Quelque chose grésilla à travers la grille qui séparait les deux cabines, par là où Newton s’exprimait d’habitude, et Matt fut soudain convaincu qu’une présence était avec lui, il pouvait presque la voir, tache plus sombre dans la pénombre du treillage de bois.

– Newton ?

La voix de son ami surgit, lointaine et terrifiée, elle passait à travers un complexe réseau de tuyaux et son timbre était métallique :

– Sors de là Matt ! Fuis ! Fuis !

Matt bondit sur ses jambes et brusquement, quelque chose inspira bruyamment à travers la grille, un souffle sifflant, similaire à celui d’un asthmatique en pleine crise. Matt eut alors l’impression que la peau de son visage se décollait, aspirée de l’autre côté par une force terrible. Il s’écrasa contre la paroi du confessionnal et le froid l’envahit, s’immisçant par son nez, sa bouche, ses yeux… Il y avait bien une présence de l’autre côté, mais ce n’était pas dans la cabine, non, c’était véritablement de l’autre côté, dans le monde des esprits. Un être diabolique était en train de le boire. Il avait plongé un appendice invisible dans sa tête et ingurgitait sa substance. Sa personnalité, ses humeurs, ses désirs et même ses souvenirs étaient en train de peu à peu remonter vers ce trou béant.

Matt voulut hurler, mais aucun son ne sortit de sa bouche plaquée contre la grille. Il souffrait le martyre, sa cervelle était en train de se liquéfier, il mourait à petit feu.

Au loin, il entendait Newton qui criait, prisonnier dans des entraves d’acier, et même Lanz beuglait de peur, incapable de comprendre ce qui se passait.

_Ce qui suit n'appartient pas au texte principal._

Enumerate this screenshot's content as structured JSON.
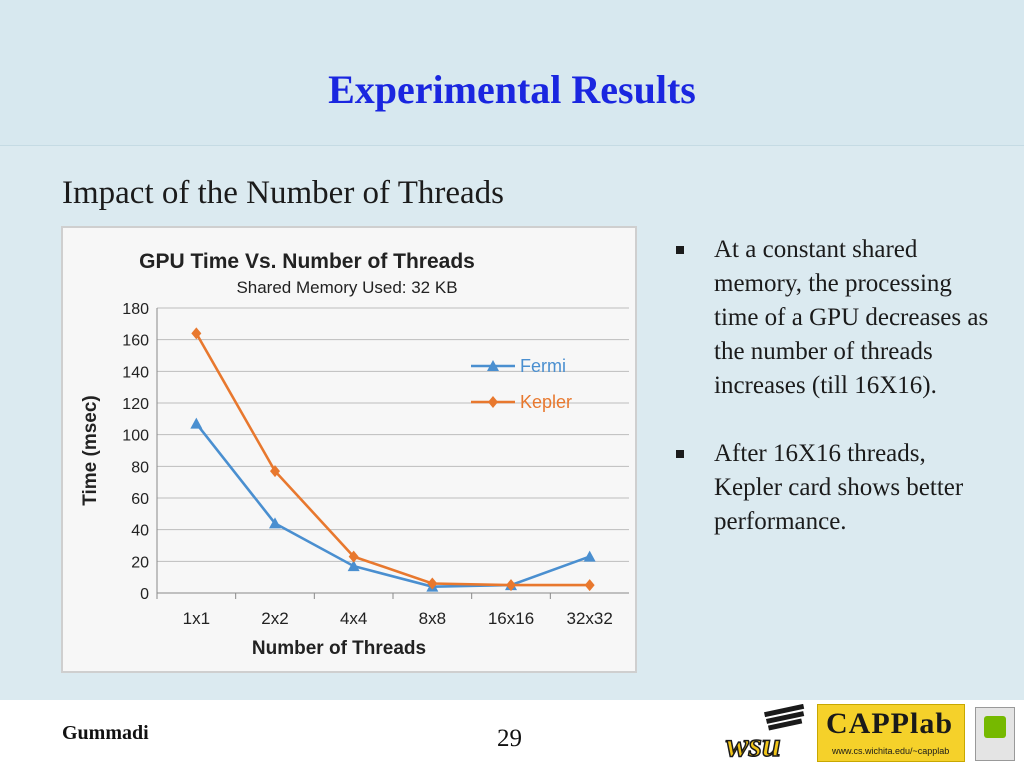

La présence de l’autre côté se faisait de plus en plus pesante, étouffante, elle l’ensevelissait de son aura maléfique. Elle détruisait l’espoir en lui. Matt le comprit, tout ce qu’il était, sa vie, son âme allaient servir de carburant à cette chose.

Il allait fondre en elle et se dissoudre dans le néant, à jamais.

Les serres de cette créature, ce mangeur d’âmes, comme il l’avait à présent deviné, se plantèrent plus profondément en lui, et l’effroyable moteur entropique qui l’animait s’accéléra, semblable aux pales immenses d’une hélice qui se mirent à l’attirer plus bas encore vers les ténèbres.